Generalized estimating equations (GEE)

To find a plausible model, GEE was initially fitted with all covariates; including linear, quadratic, and other higher polynomial time effects as it was observed in the exploratory data analysis, as well as their interactions with other covariates in the model under the binary response. Insignificant variables based on 5% significance level were excluded from the model. Then the models were compared using QIC goodness of fit statistic and the model with smallest QIC was selected as the final model. Thus, the final GEE model was fitted as follows;

Logit [π_{ij}] = β_{0} + β_{1} {Age}_{i} + β_{2} Gender {(Male)}_{i} + β_{3} Reject {(Y es)}_{i} + β_{4} {Time}_{ij} + β_{5} {Timeij}^{2} + β_{6} {Timeij}^{3} + β_{7} {Timeij}^{4} + β_{8} {Timeij}^{5} + β_{9} Reject (Yes) * Timeij;

The final model was then fitted using different working correlation structures and the models were compared based on the closeness of the model-based and empirical corrected standard errors to obtain the best working correlation structure.

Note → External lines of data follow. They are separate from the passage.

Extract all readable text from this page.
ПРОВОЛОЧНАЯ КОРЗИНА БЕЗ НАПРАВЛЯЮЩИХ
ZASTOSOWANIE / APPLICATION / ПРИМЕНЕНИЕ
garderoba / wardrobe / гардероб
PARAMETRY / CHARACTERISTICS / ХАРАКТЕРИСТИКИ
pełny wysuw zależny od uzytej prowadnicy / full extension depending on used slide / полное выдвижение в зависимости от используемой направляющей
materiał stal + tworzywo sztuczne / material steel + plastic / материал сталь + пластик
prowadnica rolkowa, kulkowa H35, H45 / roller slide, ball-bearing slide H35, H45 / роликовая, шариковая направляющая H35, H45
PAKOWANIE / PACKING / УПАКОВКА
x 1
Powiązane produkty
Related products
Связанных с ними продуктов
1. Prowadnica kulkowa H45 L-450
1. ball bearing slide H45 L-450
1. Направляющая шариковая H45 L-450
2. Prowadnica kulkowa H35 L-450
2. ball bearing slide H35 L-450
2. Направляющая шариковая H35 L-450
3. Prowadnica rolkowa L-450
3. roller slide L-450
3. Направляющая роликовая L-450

From all the possible correlation structures that were considered (i.e. independence, exchangeable, unstructured and the auto-regressive of order 1 AR(1)), the unstructured correlation structure was revealed as the best working correlation structure since the standard errors of the model-based parameter are close to empirical estimates. Thus, the final model was fitted using the unstructured correlation structure.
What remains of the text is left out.